With the highly non-linear relations in the data, it would be silly to assume that a shallow model can capture them all or at least most of them. That is why we are working on a model with more layers to disentangle the data. Thus, we decided, in the spirit of unsupervised pre-training, to use an autoencoder to reduce the complexity of the input data. With it, we can reduce the dimensionality of the data and we get a first set of good features to describe the data. The idea is to feed the new features into the Siamese network to further disentangle the data. As noted, we suppose that more layers are required to build a proper model of the underlying data.
A while ago, we read some papers about conditional RBMs and since the concept is not restricted to this algorithm, we decided to enhance our AE with auxiliary information to get similar capabilities. The idea is similar to the discriminative RBM, but instead of conditioning on the hidden nodes, it is done on the visible nodes. To be more specific, we use an extra weight matrix with |visible| x |aux| entries to model the interactions between the aux data with the input data.
In a first setup, we used the genre information as the aux data to capture the relation of specific keywords with the genres. In this case, the aux vector is not always a one-hot vector since a movie might have several genres. For the regular input data, we use the keyword features. The model is identical to the classical AE except for the reconstruction step with is enhanced with the genre “bias”:
x_hat = f(dot(hidden, W.T) + bias_visible + dot(aux, V.T))

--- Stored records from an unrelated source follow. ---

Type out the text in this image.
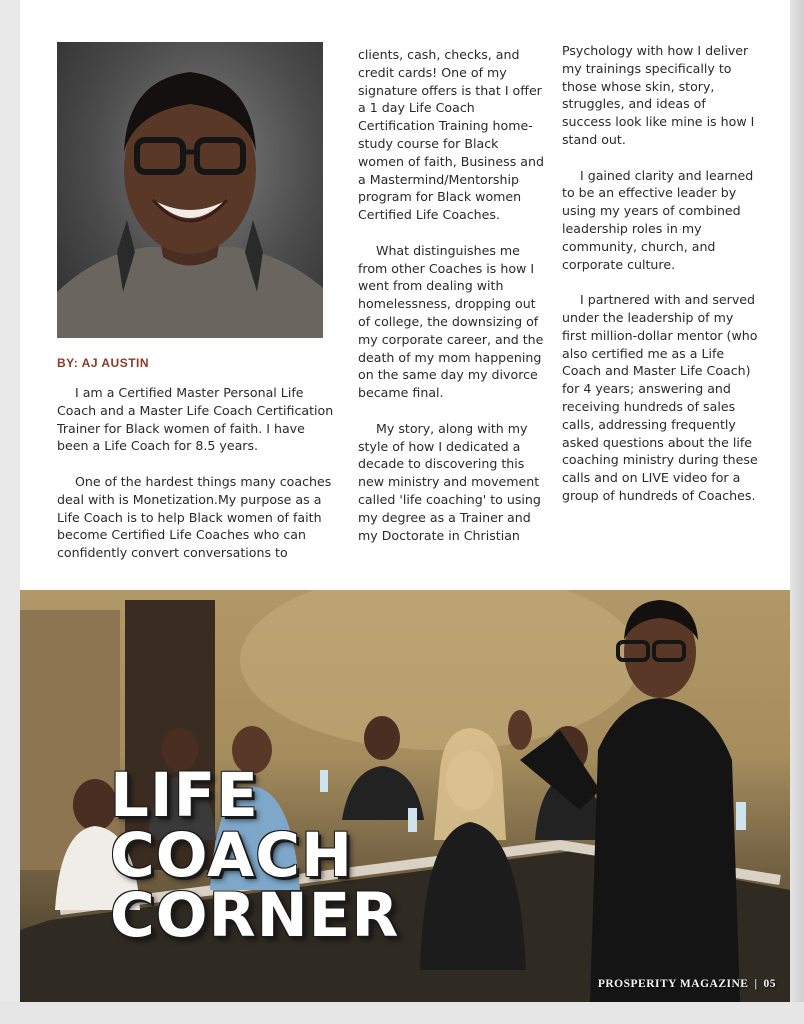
BY: AJ AUSTIN

I am a Certified Master Personal Life Coach and a Master Life Coach Certification Trainer for Black women of faith. I have been a Life Coach for 8.5 years.

One of the hardest things many coaches deal with is Monetization.My purpose as a Life Coach is to help Black women of faith become Certified Life Coaches who can confidently convert conversations to

clients, cash, checks, and credit cards! One of my signature offers is that I offer a 1 day Life Coach Certification Training home-study course for Black women of faith, Business and a Mastermind/Mentorship program for Black women Certified Life Coaches.

What distinguishes me from other Coaches is how I went from dealing with homelessness, dropping out of college, the downsizing of my corporate career, and the death of my mom happening on the same day my divorce became final.

My story, along with my style of how I dedicated a decade to discovering this new ministry and movement called 'life coaching' to using my degree as a Trainer and my Doctorate in Christian

Psychology with how I deliver my trainings specifically to those whose skin, story, struggles, and ideas of success look like mine is how I stand out.

I gained clarity and learned to be an effective leader by using my years of combined leadership roles in my community, church, and corporate culture.

I partnered with and served under the leadership of my first million-dollar mentor (who also certified me as a Life Coach and Master Life Coach) for 4 years; answering and receiving hundreds of sales calls, addressing frequently asked questions about the life coaching ministry during these calls and on LIVE video for a group of hundreds of Coaches.

LIFE
COACH
CORNER
PROSPERITY MAGAZINE | 05
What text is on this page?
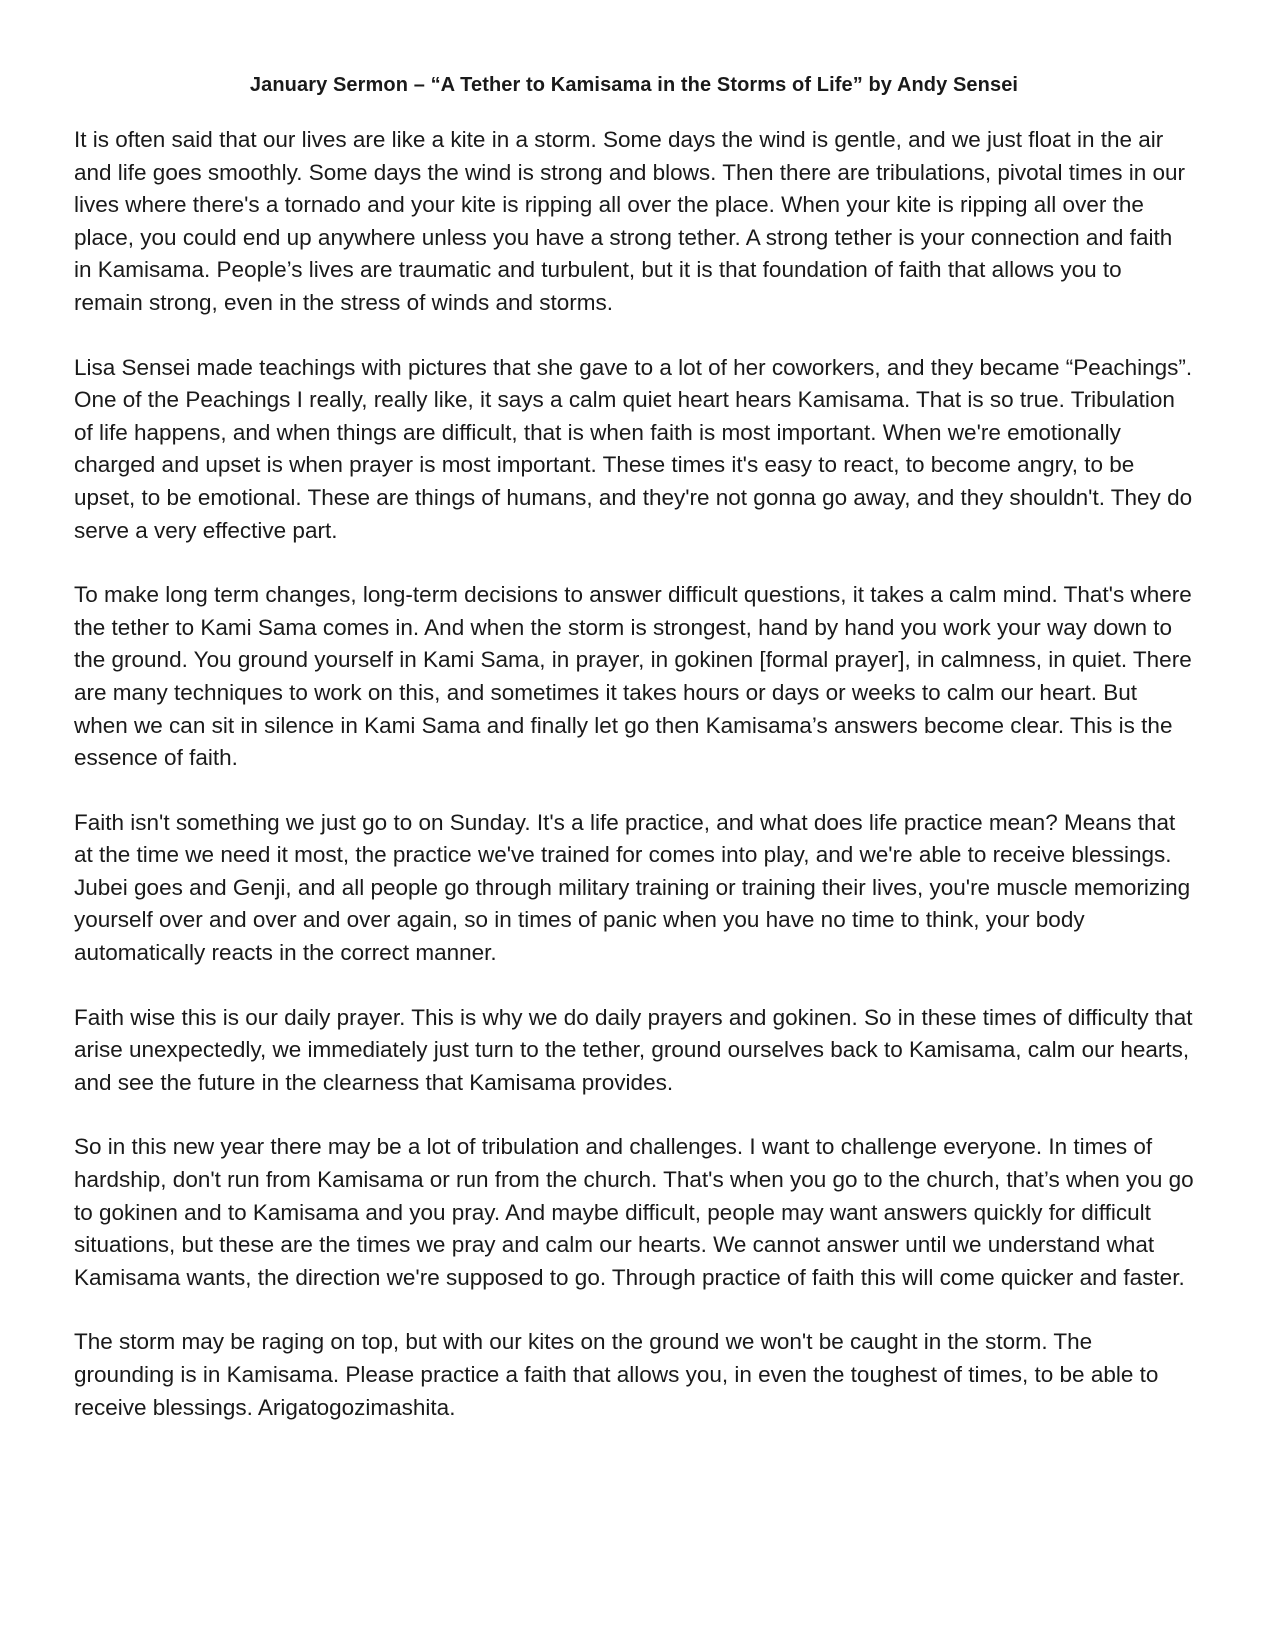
January Sermon – “A Tether to Kamisama in the Storms of Life” by Andy Sensei

It is often said that our lives are like a kite in a storm. Some days the wind is gentle, and we just float in the air and life goes smoothly. Some days the wind is strong and blows. Then there are tribulations, pivotal times in our lives where there's a tornado and your kite is ripping all over the place. When your kite is ripping all over the place, you could end up anywhere unless you have a strong tether. A strong tether is your connection and faith in Kamisama. People’s lives are traumatic and turbulent, but it is that foundation of faith that allows you to remain strong, even in the stress of winds and storms.

Lisa Sensei made teachings with pictures that she gave to a lot of her coworkers, and they became “Peachings”. One of the Peachings I really, really like, it says a calm quiet heart hears Kamisama. That is so true. Tribulation of life happens, and when things are difficult, that is when faith is most important. When we're emotionally charged and upset is when prayer is most important. These times it's easy to react, to become angry, to be upset, to be emotional. These are things of humans, and they're not gonna go away, and they shouldn't. They do serve a very effective part.

To make long term changes, long-term decisions to answer difficult questions, it takes a calm mind. That's where the tether to Kami Sama comes in. And when the storm is strongest, hand by hand you work your way down to the ground. You ground yourself in Kami Sama, in prayer, in gokinen [formal prayer], in calmness, in quiet. There are many techniques to work on this, and sometimes it takes hours or days or weeks to calm our heart. But when we can sit in silence in Kami Sama and finally let go then Kamisama’s answers become clear. This is the essence of faith.

Faith isn't something we just go to on Sunday. It's a life practice, and what does life practice mean? Means that at the time we need it most, the practice we've trained for comes into play, and we're able to receive blessings. Jubei goes and Genji, and all people go through military training or training their lives, you're muscle memorizing yourself over and over and over again, so in times of panic when you have no time to think, your body automatically reacts in the correct manner.

Faith wise this is our daily prayer. This is why we do daily prayers and gokinen. So in these times of difficulty that arise unexpectedly, we immediately just turn to the tether, ground ourselves back to Kamisama, calm our hearts, and see the future in the clearness that Kamisama provides.

So in this new year there may be a lot of tribulation and challenges. I want to challenge everyone. In times of hardship, don't run from Kamisama or run from the church. That's when you go to the church, that’s when you go to gokinen and to Kamisama and you pray. And maybe difficult, people may want answers quickly for difficult situations, but these are the times we pray and calm our hearts. We cannot answer until we understand what Kamisama wants, the direction we're supposed to go. Through practice of faith this will come quicker and faster.

The storm may be raging on top, but with our kites on the ground we won't be caught in the storm. The grounding is in Kamisama. Please practice a faith that allows you, in even the toughest of times, to be able to receive blessings. Arigatogozimashita.
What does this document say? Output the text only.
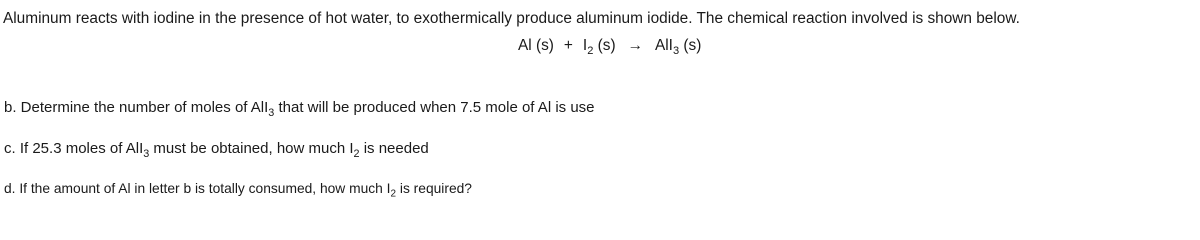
Aluminum reacts with iodine in the presence of hot water, to exothermically produce aluminum iodide. The chemical reaction involved is shown below.
Al $(s) + I_2$ (s) → AlI$_3$ (s)
b. Determine the number of moles of AlI$_3$ that will be produced when 7.5 mole of Al is use
c. If 25.3 moles of AlI$_3$ must be obtained, how much $I_2$ is needed
d. If the amount of Al in letter b is totally consumed, how much $I_2$ is required?
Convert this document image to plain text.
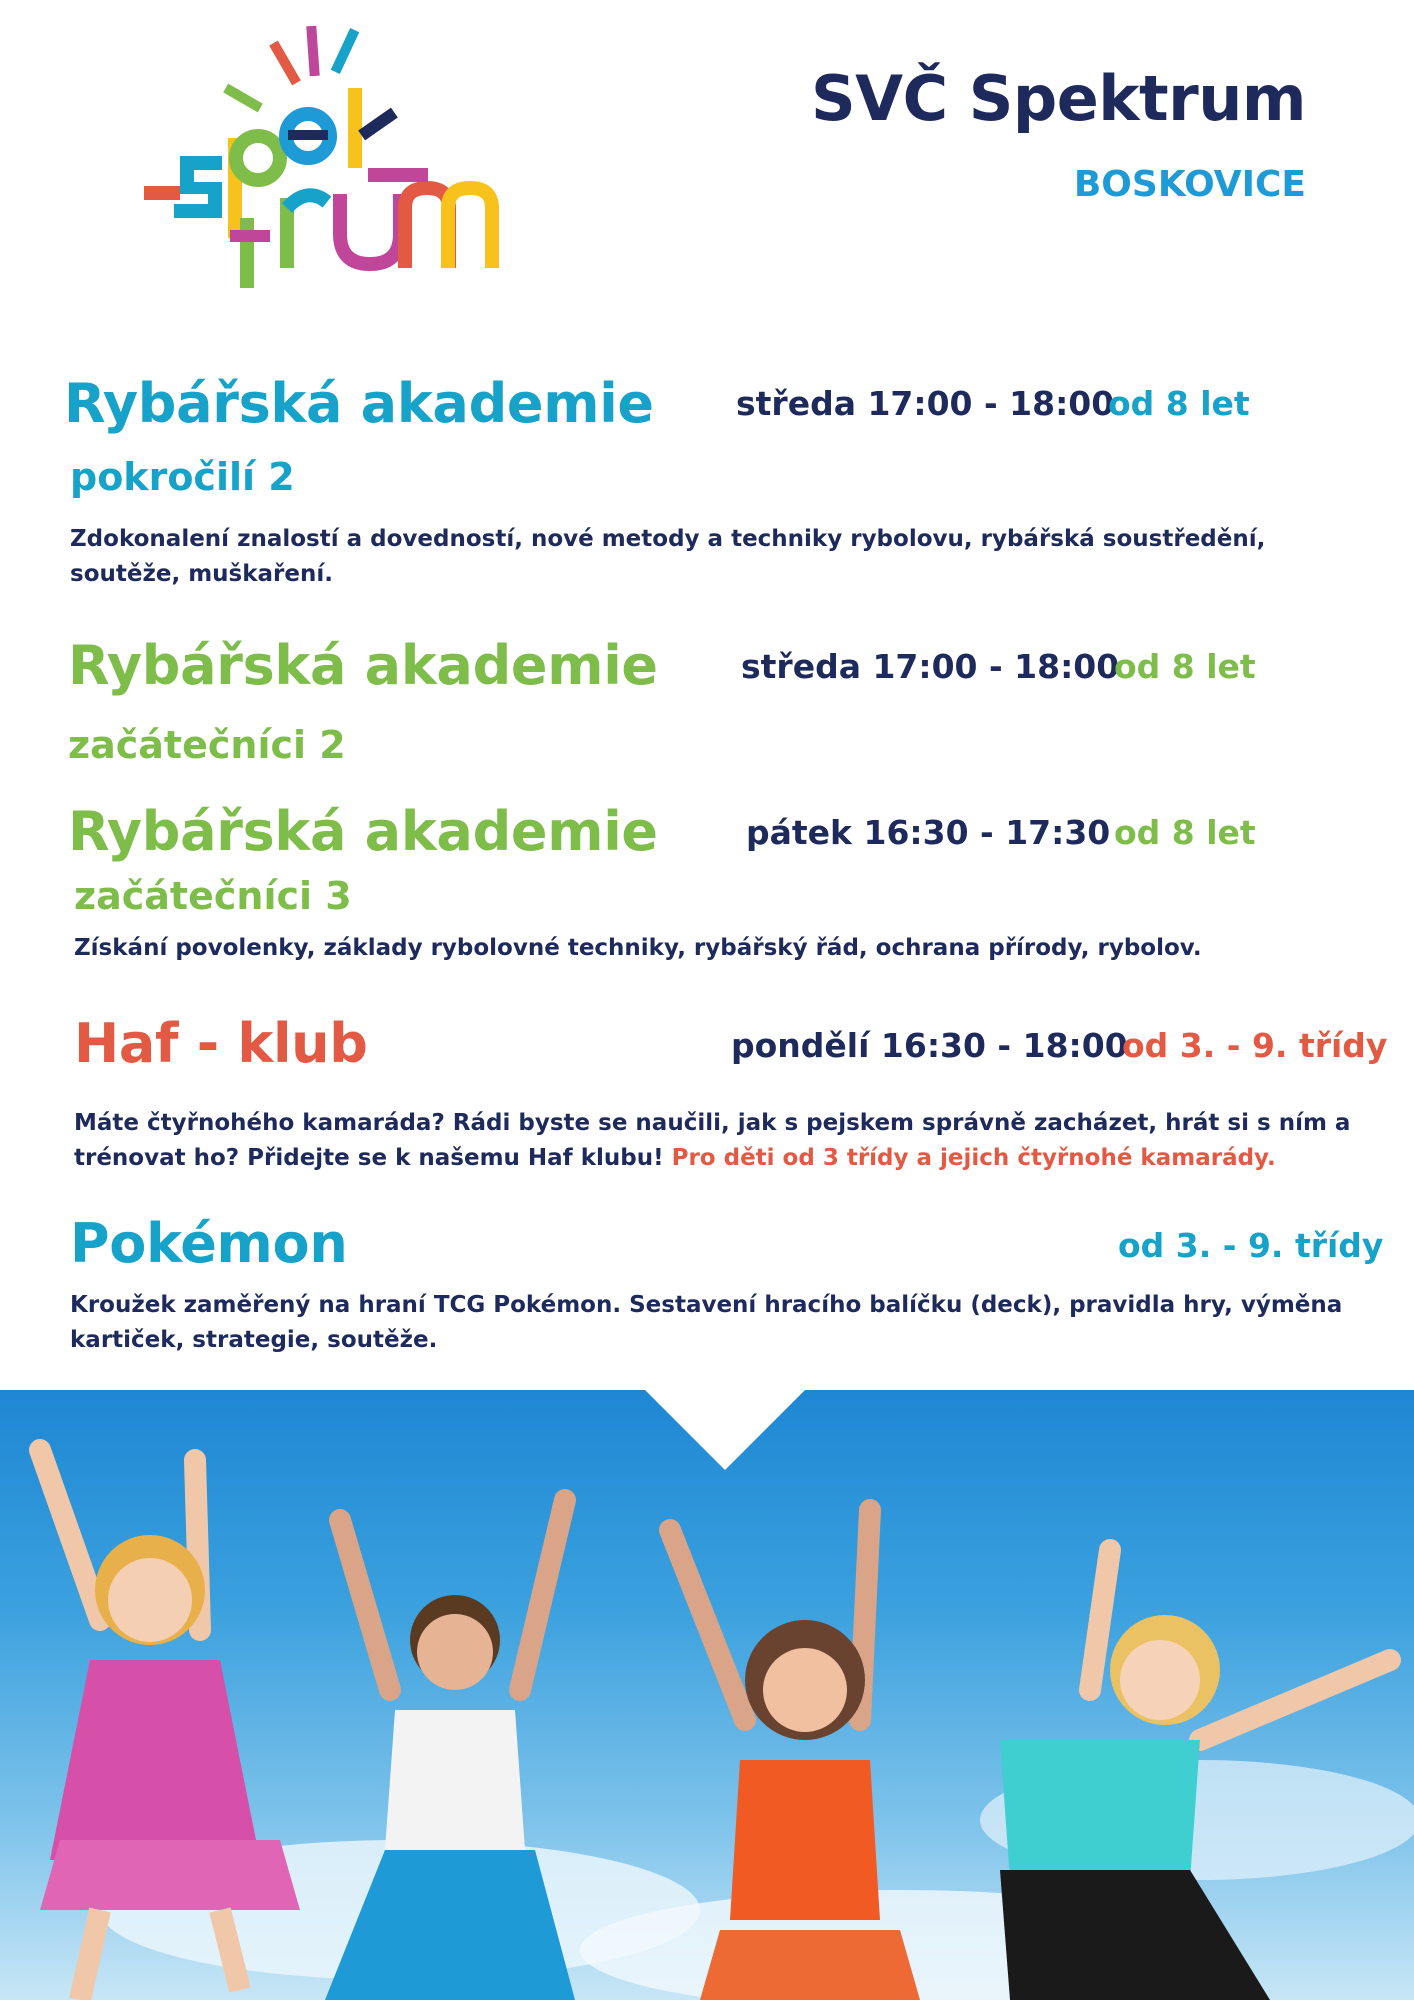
SVČ Spektrum
BOSKOVICE
Rybářská akademie středa 17:00 - 18:00
od 8 let
pokročilí 2
Zdokonalení znalostí a dovedností, nové metody a techniky rybolovu, rybářská soustředění, soutěže, muškaření.
Rybářská akademie	středa 17:00 - 18:00
od 8 let
začátečníci 2
Rybářská akademie	pátek 16:30 - 17:30 od 8 let
začátečníci 3
Získání povolenky, základy rybolovné techniky, rybářský řád, ochrana přírody, rybolov.
Haf - klub	pondělí 16:30 - 18:00
od 3. - 9. třídy
Máte čtyřnohého kamaráda? Rádi byste se naučili, jak s pejskem správně zacházet, hrát si s ním a trénovat ho? Přidejte se k našemu Haf klubu! Pro děti od 3 třídy a jejich čtyřnohé kamarády.
Pokémon	od 3. - 9. třídy
Kroužek zaměřený na hraní TCG Pokémon. Sestavení hracího balíčku (deck), pravidla hry, výměna kartiček, strategie, soutěže.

To see if the model really captured some relations, we treat each column of matrix V as a weight vector for a genre that describes how important the keywords are. We further sorted the weight by its magnitudes and consider only the top-k results. Here are some examples:
Crime: prison,attorney, murder, undercover
Sci-Fi: alien, machine, space, future
Horror: maniac, psychic, nightmare
War: war, nationality, anti, seal, government
Sport: players, sports, camp, training
Music: music, dance, blues, rock
As we can see, the model is clearly able to find correlations between genres and keywords. However, since the distribution of genres is very different, the approach does not work very well for general genres like ‘Action’ or ‘Drama’. In other words, the more specific a genre is, the easier it is to find some relations. For instance, about 20% of all movies are marked as ‘Drama’, while the genres with distinctive keywords have much lower % values: Crime/Sci-Fi/Horror/War/Sport/Music: 5/3/5/2/4/2
In terms of concepts, one could say that Drama is more diverse than Music or Sci-Fi which is the reason why so many movies are marked with this genre. The same is true for Comedy which has a percentage of about 15%. Stated differently, it is much more likely that a movie has funny or dramatical elements in it than it has western or war elements.